If you see Bus 974 on the roads around Canberra, chances are, Stephen Casey is at the wheel.
‘Gwendoline’ will be among 35 of the old orange and blue ACTION buses to retire at the end of this year when a wave of leased low-emission Scanias arrive. But while the Renault PR100.2 (badged Mack) buses are still here, this bus driver of five years will continue to go out of his way to drive them.
“I don’t think I’ve ever worked a split shift where I haven’t had one of the orange and blue buses rostered for at least one end of the day,” Stephen says.
“Some drivers hate them. And passengers don’t like them because they’re old. Maybe it’s an age thing, but I just like driving them. They feel safe and sturdy, and in a lot of ways, easier than the newer buses, because there’s less that can go wrong. For instance, if you have any issues with the doors, nine times out of 10 you can fix it yourself, as opposed to the newer buses where you have to call out a mechanic.”
The thought of driving Canberra’s buses for a living first occured to Stephen when he left a career in the Navy behind and started work at the Woden Tradesman’s Union Club in 1988. The president of the club, a bus driver himself, urged him to join the team at the Australian Capital Territory Internal Omnibus Network, or ACTION.
Stephen and his wife went on to run a housecleaning business for the next two decades, at least until the joints began to complain and the thought returned to him.
“So I applied to Transport Canberra and by some stroke of good luck, I got through in 2017.”
Even today, many of the trainee bus drivers start in the old Renault buses, and Stephen was no exception. It was there he fell for them.
“But I didn’t tell anyone how much I liked them – remember the story of Brer Rabbit and the briar patch.”
The first Renault PR100.2 buses hit Canberra’s roads in 1992, equipped with 42 seats, electronic destination equipment and AM/FM radios. There were a total of 258, followed by 34 articulated (bendy) versions and then 42 of the next-generation PR100.3 models.
The blue, orange and arctic green colour scheme had been adopted in the early 1970s and remained as the ACTION colours through to 2004, when the brand was refreshed with bright green, white and orange to signify the move to easy-access, climate-controlled and lower emission fleet. (This then changed to blue, white and grey in 2017 to mark the ‘Transport Canberra’ rebrand.)
Transport Canberra says each one has travelled about 1.5 million kilometres over three decades of service. They’re now preparing to say goodbye to the survivors “as an important step in the ACT Government’s transition to zero-emissions public transport”.
“When the orange buses are retired, Transport Canberra will either recycle the scrap metal or sell them off to interested parties for private use,” a spokesperson says.
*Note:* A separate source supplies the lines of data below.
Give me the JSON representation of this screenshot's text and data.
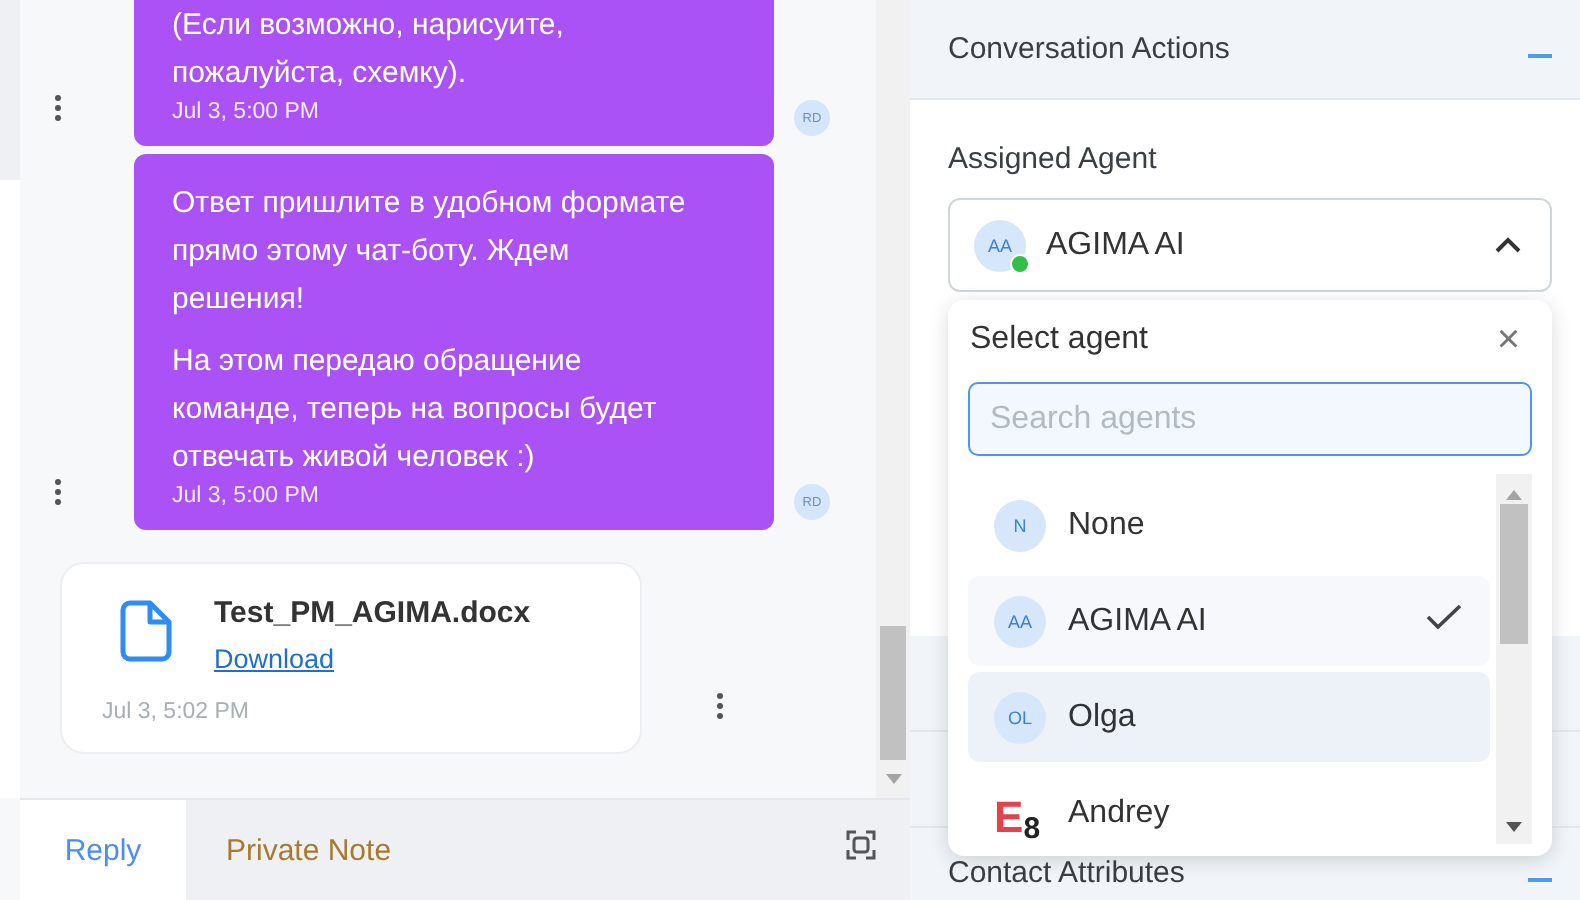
{
  "chat": {
    "messages": [
      {
        "paragraphs": [
          "(Если возможно, нарисуите,\nпожалуйста, схемку)."
        ],
        "time": "Jul 3, 5:00 PM",
        "avatar": "RD"
      },
      {
        "paragraphs": [
          "Ответ пришлите в удобном формате\nпрямо этому чат-боту. Ждем\nрешения!",
          "На этом передаю обращение\nкоманде, теперь на вопросы будет\nотвечать живой человек :)"
        ],
        "time": "Jul 3, 5:00 PM",
        "avatar": "RD"
      }
    ],
    "attachment": {
      "file_name": "Test_PM_AGIMA.docx",
      "link": "Download",
      "time": "Jul 3, 5:02 PM"
    },
    "reply_tabs": [
      {
        "label": "Reply",
        "kind": "reply",
        "selected": true
      },
      {
        "label": "Private Note",
        "kind": "note",
        "selected": false
      }
    ]
  },
  "sidebar": {
    "section": {
      "title": "Conversation Actions",
      "expanded": true
    },
    "assigned_agent": {
      "label": "Assigned Agent",
      "initials": "AA",
      "name": "AGIMA AI",
      "online": true,
      "open": true
    },
    "agent_dropdown": {
      "title": "Select agent",
      "close": "×",
      "search": {
        "placeholder": "Search agents"
      },
      "agents": [
        {
          "kind": "initials",
          "avatar": "N",
          "name": "None",
          "selected": false,
          "highlighted": false
        },
        {
          "kind": "initials",
          "avatar": "AA",
          "name": "AGIMA AI",
          "selected": true,
          "highlighted": false
        },
        {
          "kind": "initials",
          "avatar": "OL",
          "name": "Olga",
          "selected": false,
          "highlighted": true
        },
        {
          "kind": "logo",
          "logo_letter": "E",
          "logo_digit": "8",
          "name": "Andrey",
          "selected": false,
          "highlighted": false
        }
      ]
    },
    "bottom_section": {
      "title": "Contact Attributes",
      "expanded": true
    }
  }
}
Brock Ginman was one of those who bought an old ACTION bus. The 25-year-old self-confessed “bus enthusiast” has dreamed of a bus career ever since the trip to and from school in an old articulated bus.
“I would ride in the turntable section, when that was allowed,” he reminisces.
Not only is Brock a full-time driver nowadays, but he’s also treasurer for the Canberra Transport Museum.
This collection comprises 10 vehicles spanning 1981 to 1994, from Canberra as well as Queanbeyan and Sydney. They’re kept in a “friend’s backyard in rural NSW” until a permanent home and public display space can be found in Canberra.
“They’re not all roadworthy, but it’s very expensive to keep them all running all at once, but they’re generally in pretty good condition.”
Bus 967, or ‘Rexy’, was one of three Renaults to wear a special aqua-coloured livery depicting dinosaur bones, not to promote the National Dinosaur Museum – as some thought – but rather the slogan “Take ACTION [to] Conserve our fossil fuels”.
Rexy spent most of her life in the Belconnen depot, with some stints around Tuggeranong. She was removed from service on 4 May 2020, but put images of a future motorhome out of your head.
“I’m keeping it as it is, and just preserving it as a historical vehicle,” Brock says.
But it’s not a cheap hobby. Brock fills the 200-litre tank with diesel at the Costco service station in Majura Park, with a full tank coming in at nearly $500 nowadays. Fortunately, “a tank lasts a while”.
“Generally, I just take it out for a short trip once a month to keep it healthy, plus any other special events,” he says.
“The steering is a bit heavier than the new buses, but it’s an absolute delight to drive. A lot of the newer buses are really smooth and comfortable, but they’re very, very easy to drive and you can almost forget you’re driving a bus. This one feels like a real bus.”
It seems Canberra is at the end of an era.